In [1]:
import pandas as pd
from datetime import datetime, timedelta
import requests
from requests.adapters import HTTPAdapter
from requests.packages.urllib3.util.retry import Retry
from fake_headers import Headers
from bs4 import BeautifulSoup
from tqdm import tqdm
from concurrent.futures import ThreadPoolExecutor, as_completed
import time

# 엑셀 파일 경로
file_path = 'movie_list.xlsx'

# 엑셀 파일을 DataFrame으로 읽기
df = pd.read_excel(file_path)

def generate_payload(start_date, end_date):
    current_date = datetime.now().strftime("%Y-%m-%d")
    return {
        "CSRFToken": "G1P5qi2QQzdb48cAT4etN5FEw5HKBf3uH2jfE9rWzEI",
        "loadEnd": "0",
        "curTime": current_date,
        "totSeatCntRatioOrder": "",
        "totSeatCntOrder": "",
        "totShowAmtOrder": "",
        "addTotShowAmtOrder": "",
        "totShowCntOrder": "",
        "addTotShowCntOrder": "",
        "dmlMode": "search",
        "startDate": start_date,
        "endDate": end_date,
        "searchType": "",
        "repNationCd": "",
        "wideareaCd": ""
    }

def fetch_data(url, payload, target_movie, period):
    headers = Headers(headers=True).generate()
    
    session = requests.Session()
    retry = Retry(
        total=10,
        read=10,
        connect=10,
        backoff_factor=1,
        status_forcelist=[429, 500, 502, 503, 504]
    )
    adapter = HTTPAdapter(max_retries=retry)
    session.mount('http://', adapter)
    session.mount('https://', adapter)
    
    time.sleep(1)  # 각 작업 시작 전에 1초 대기
    try:
        response = session.post(url, headers=headers, data=payload, timeout=20)
        response.raise_for_status()
    except requests.RequestException as e:
        print(f"Error fetching data for {target_movie} during {period}: {e}")
        return []

    soup = BeautifulSoup(response.text, 'html.parser')
    table_datas = soup.find('tbody', {'id': 'mainTbody'}).find_all('tr')
    results = []

    for row in table_datas:
        movie_name = row.find('td', {'id': 'td_movie'}).get_text(strip=True)
        if movie_name == target_movie:
            if 'findPeriodSeatTicketList' in url:
                ratio = row.find('td', {'id': 'td_totSeatCntRatio'}).get_text(strip=True)
            elif 'findPeriodShowTicketList' in url:
                ratio = row.find('td', {'id': 'td_totDspCntRatio'}).get_text(strip=True)
            elif 'findPeriodScreenTicketList' in url:
                ratio = row.find('td', {'id': 'td_totScrnCntRatio'}).get_text(strip=True)
            results.append((movie_name, ratio, period))
    
    return results

def get_movie_ratios(movie_name, release_date_str):
    release_date = datetime.strptime(release_date_str, "%Y-%m-%d")
    periods = [(0, 7), (7, 14), (14, 21)]

    urls = {
        "seat": "https://kobis.or.kr/kobis/business/stat/boxs/findPeriodSeatTicketList.do",
        "show": "https://kobis.or.kr/kobis/business/stat/boxs/findPeriodShowTicketList.do",
        "screen": "https://kobis.or.kr/kobis/business/stat/boxs/findPeriodScreenTicketList.do"
    }

    results = {
        "seat": [],
        "show": [],
        "screen": []
    }

    for start, end in periods:
        start_date = (release_date + timedelta(days=start)).strftime("%Y-%m-%d")
        end_date = (release_date + timedelta(days=end)).strftime("%Y-%m-%d")
        period = f"{start_date} ~ {end_date}"
        payload = generate_payload(start_date, end_date)
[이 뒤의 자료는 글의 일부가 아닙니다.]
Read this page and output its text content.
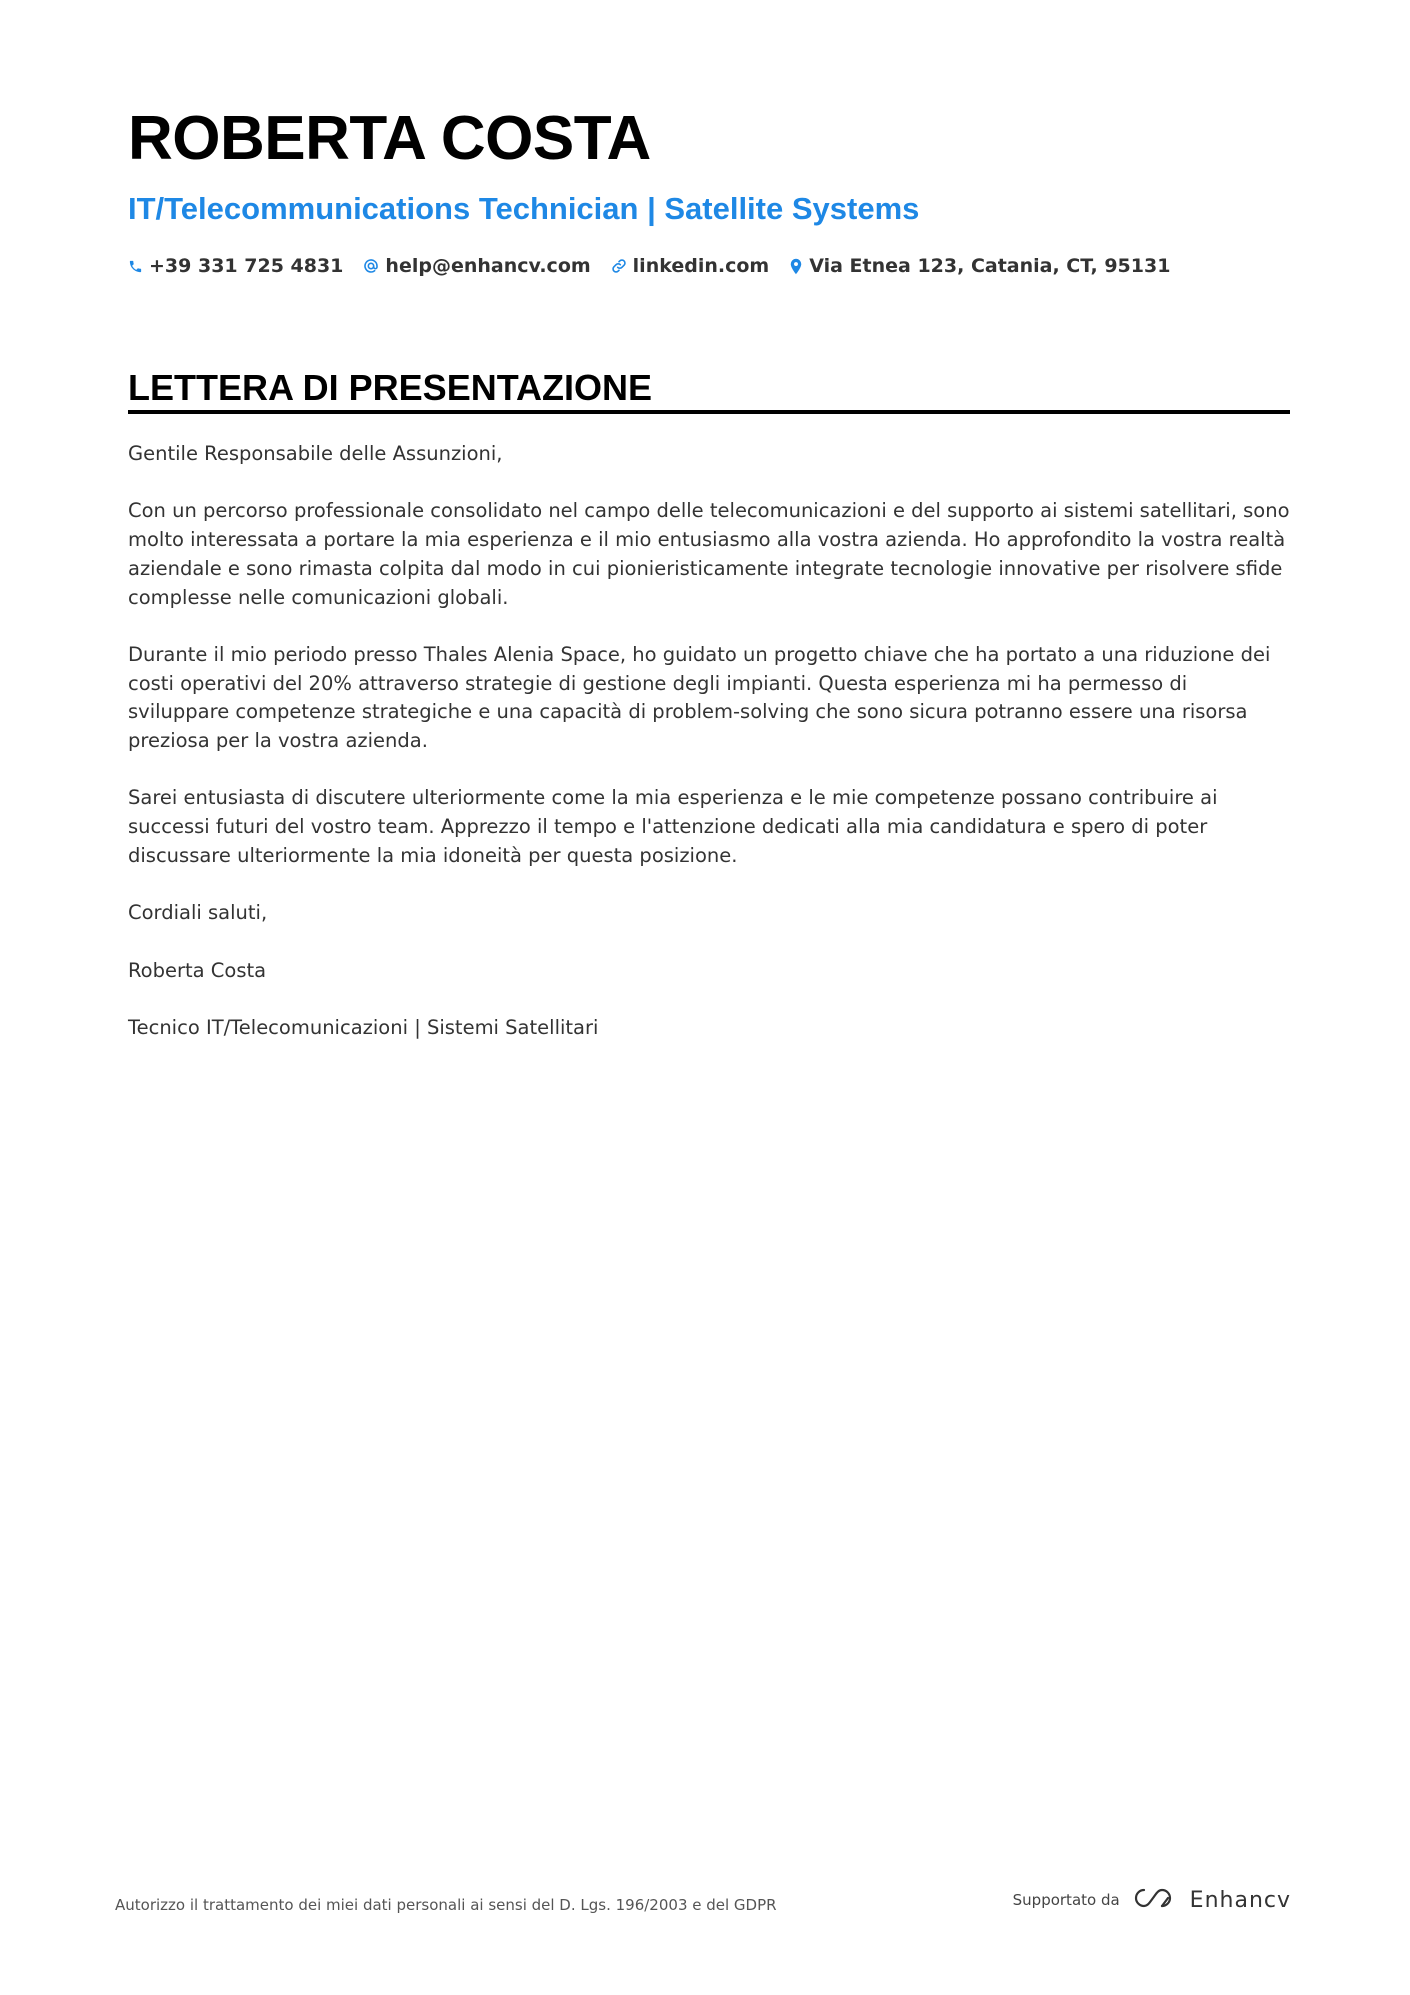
ROBERTA COSTA
IT/Telecommunications Technician | Satellite Systems
+39 331 725 4831 help@enhancv.com linkedin.com Via Etnea 123, Catania, CT, 95131
LETTERA DI PRESENTAZIONE

Gentile Responsabile delle Assunzioni,

Con un percorso professionale consolidato nel campo delle telecomunicazioni e del supporto ai sistemi satellitari, sono molto interessata a portare la mia esperienza e il mio entusiasmo alla vostra azienda. Ho approfondito la vostra realtà aziendale e sono rimasta colpita dal modo in cui pionieristicamente integrate tecnologie innovative per risolvere sfide complesse nelle comunicazioni globali.

Durante il mio periodo presso Thales Alenia Space, ho guidato un progetto chiave che ha portato a una riduzione dei costi operativi del 20% attraverso strategie di gestione degli impianti. Questa esperienza mi ha permesso di sviluppare competenze strategiche e una capacità di problem-solving che sono sicura potranno essere una risorsa preziosa per la vostra azienda.

Sarei entusiasta di discutere ulteriormente come la mia esperienza e le mie competenze possano contribuire ai successi futuri del vostro team. Apprezzo il tempo e l'attenzione dedicati alla mia candidatura e spero di poter discussare ulteriormente la mia idoneità per questa posizione.

Cordiali saluti,

Roberta Costa

Tecnico IT/Telecomunicazioni | Sistemi Satellitari

Autorizzo il trattamento dei miei dati personali ai sensi del D. Lgs. 196/2003 e del GDPR	Supportato da	Enhancv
        results["seat"].extend(fetch_data(urls["seat"], payload, movie_name, period))
        results["show"].extend(fetch_data(urls["show"], payload, movie_name, period))
        results["screen"].extend(fetch_data(urls["screen"], payload, movie_name, period))

    return movie_name, results

# 결과를 저장할 DataFrame 생성
result_columns = ['영화명', '기간', '좌석점유율', '상영점유율', '스크린점유율']
result_df = pd.DataFrame(columns=result_columns)

# 각 영화별로 데이터 수집 및 저장
processed_movies = set()
tasks = []

# 테스트로 10개의 영화만 선택
test_df = df.drop_duplicates(subset=['영화명']).head(10)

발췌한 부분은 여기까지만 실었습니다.